While she enrolled in the Certified District Manager course, Argue was completely surprised by the Most Valuable Member award. She told the Town-Crier that she has enjoyed working with the FASD. “I have learned tremendous amounts,” she said. “It allows members to not only network and talk about issues and learn, but you can focus on everything related to special districts. It has been a great association to be a member of.”
Argue previously earned her Certified District Official designation.
“The only other thing that was available was the Certified District Manager, so I asked for permission to do that because nobody else has ever done it,” she said. “Members of the association and managers will take the Certified District Official course and then take the Certified District Manager course, sometimes concurrently, but I’m not aware of any other elected official doing both. I think I was the first to do that.”
The week-long district manager course gave her a different way of looking at ITID from a manager’s perspective beyond being an elected supervisor. At the end of the course, enrollees must outline a project they would take to their district to execute.

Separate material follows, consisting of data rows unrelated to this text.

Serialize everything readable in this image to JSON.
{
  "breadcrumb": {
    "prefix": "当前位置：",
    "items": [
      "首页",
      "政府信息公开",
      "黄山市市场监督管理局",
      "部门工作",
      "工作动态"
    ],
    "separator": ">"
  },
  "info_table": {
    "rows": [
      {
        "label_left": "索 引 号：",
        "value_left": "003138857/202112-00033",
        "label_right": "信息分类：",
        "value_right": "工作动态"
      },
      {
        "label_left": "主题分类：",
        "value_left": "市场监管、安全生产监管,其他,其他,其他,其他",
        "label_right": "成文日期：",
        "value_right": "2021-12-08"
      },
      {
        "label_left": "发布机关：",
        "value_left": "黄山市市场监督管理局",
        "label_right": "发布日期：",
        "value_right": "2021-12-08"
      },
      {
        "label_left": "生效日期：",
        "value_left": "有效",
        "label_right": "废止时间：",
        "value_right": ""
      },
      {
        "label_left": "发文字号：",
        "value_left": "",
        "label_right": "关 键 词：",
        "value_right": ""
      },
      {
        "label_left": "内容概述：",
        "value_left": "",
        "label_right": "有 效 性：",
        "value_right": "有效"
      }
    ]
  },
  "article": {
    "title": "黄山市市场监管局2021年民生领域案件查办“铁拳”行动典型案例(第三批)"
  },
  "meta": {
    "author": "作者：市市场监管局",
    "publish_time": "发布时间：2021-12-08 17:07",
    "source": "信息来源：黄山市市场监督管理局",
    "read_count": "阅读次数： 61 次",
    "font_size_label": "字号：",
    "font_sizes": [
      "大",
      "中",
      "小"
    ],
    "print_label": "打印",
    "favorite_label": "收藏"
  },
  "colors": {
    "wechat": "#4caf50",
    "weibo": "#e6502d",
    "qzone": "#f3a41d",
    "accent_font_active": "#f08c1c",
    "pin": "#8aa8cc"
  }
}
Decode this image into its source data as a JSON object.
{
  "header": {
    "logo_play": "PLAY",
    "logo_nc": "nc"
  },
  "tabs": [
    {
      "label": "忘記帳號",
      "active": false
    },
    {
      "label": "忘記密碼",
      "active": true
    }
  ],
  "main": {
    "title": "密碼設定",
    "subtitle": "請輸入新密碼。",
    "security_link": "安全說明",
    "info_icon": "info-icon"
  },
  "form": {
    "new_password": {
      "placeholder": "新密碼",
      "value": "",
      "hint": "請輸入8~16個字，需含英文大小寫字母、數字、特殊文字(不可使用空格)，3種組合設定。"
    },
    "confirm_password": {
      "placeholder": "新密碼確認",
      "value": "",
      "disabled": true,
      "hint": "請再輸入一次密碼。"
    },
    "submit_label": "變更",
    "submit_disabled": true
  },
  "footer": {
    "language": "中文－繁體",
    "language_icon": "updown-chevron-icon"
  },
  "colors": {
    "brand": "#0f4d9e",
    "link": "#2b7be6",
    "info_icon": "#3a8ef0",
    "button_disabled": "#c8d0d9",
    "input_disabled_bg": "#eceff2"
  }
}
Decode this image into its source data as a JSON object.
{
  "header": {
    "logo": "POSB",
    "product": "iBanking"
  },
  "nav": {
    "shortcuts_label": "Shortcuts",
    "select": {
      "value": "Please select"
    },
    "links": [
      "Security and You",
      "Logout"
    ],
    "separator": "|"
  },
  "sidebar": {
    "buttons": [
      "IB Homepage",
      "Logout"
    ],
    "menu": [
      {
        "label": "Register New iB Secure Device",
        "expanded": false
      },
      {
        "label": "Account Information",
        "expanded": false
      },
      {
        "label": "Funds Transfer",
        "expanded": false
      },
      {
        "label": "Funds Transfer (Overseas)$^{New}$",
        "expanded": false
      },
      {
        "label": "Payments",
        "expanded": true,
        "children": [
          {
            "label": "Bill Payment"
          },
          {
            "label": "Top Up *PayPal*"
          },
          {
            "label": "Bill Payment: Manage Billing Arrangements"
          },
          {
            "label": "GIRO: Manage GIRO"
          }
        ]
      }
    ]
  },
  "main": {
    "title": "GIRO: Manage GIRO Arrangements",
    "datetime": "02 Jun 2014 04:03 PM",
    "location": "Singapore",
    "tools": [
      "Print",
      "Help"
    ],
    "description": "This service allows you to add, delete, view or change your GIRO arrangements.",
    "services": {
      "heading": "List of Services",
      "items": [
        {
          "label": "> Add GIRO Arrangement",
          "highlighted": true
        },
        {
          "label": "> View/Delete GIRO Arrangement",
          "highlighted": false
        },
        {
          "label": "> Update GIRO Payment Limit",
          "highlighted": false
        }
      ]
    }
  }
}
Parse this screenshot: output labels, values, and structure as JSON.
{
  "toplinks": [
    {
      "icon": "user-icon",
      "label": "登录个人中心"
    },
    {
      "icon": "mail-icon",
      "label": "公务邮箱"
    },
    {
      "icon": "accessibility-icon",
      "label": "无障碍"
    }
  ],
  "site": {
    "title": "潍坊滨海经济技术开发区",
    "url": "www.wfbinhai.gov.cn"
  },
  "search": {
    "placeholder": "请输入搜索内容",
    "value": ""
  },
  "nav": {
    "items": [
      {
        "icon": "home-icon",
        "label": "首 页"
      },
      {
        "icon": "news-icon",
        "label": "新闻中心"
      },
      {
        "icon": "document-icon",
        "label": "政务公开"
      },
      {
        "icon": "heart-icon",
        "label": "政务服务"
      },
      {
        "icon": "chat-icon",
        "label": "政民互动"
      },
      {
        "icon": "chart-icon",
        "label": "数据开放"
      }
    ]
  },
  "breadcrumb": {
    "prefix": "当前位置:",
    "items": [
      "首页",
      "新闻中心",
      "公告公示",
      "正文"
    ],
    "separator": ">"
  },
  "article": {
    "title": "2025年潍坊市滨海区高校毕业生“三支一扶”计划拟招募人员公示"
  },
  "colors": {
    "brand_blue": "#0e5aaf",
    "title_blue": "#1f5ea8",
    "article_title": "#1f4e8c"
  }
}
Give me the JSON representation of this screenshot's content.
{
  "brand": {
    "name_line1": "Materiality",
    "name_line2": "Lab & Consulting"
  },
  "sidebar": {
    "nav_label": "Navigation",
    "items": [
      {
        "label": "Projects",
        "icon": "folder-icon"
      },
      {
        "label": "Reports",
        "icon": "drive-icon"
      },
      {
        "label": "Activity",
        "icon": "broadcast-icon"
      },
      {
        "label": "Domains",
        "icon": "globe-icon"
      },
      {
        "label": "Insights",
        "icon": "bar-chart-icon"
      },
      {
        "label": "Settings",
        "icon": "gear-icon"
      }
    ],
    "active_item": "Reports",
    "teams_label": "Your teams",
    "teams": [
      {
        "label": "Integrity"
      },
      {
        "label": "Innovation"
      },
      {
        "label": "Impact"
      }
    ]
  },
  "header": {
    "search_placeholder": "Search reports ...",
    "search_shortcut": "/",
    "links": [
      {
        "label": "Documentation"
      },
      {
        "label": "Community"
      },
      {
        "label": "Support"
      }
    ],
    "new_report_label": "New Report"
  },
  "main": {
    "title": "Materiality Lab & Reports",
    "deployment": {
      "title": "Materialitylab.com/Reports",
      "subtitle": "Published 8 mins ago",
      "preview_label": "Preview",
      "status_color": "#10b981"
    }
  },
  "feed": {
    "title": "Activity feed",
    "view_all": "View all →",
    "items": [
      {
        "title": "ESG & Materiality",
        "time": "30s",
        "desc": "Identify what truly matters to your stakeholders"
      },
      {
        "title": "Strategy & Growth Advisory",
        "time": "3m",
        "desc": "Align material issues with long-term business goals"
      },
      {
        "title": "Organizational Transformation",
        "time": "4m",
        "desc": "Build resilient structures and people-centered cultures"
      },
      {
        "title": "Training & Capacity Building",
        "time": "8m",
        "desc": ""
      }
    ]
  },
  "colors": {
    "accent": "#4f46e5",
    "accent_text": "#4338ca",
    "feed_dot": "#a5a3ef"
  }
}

“My focus has always been on training because I believe that the more people learn, the better we all are,” Argue said. “I haven’t presented it to the board yet because we have been so busy. It hasn’t been a good time to get it on the agenda, but hopefully, once we present it to the board, and the board agrees with it, then we will implement it.”
She recalled that two years into her first term, three new board members were elected.
“I was the board president, and one of the things that I set up was a series of training seminars for the whole board,” Argue recalled. “It was not only for the new board members, it was also for the whole board to be able to have some of those discussions in focusing on the technical side of things and the legal side of things.”
It was also an exercise in communication to get everybody on the same page.
The seminars set up an outline of necessities for a new board member that had been done one-on-one in the past. It also inspired Argue to think about offering training to district staff, using their training experience as an incentive for merit raises.
“This is something, I think, to enrich the experience of the district,” she said, adding that the FASD offers a multitude of courses related to district management. “They’ll focus on different things like planning and ethics.”
She noted that one of the things discussed at a roundtable session was the lack of funding available for COVID-19 relief and other benefits. “The bottom line is that special districts have been left out,” Argue said. “Some cities and counties may have given their special districts some share of that pot of money, but dependent districts would have had the opportunity to get more.”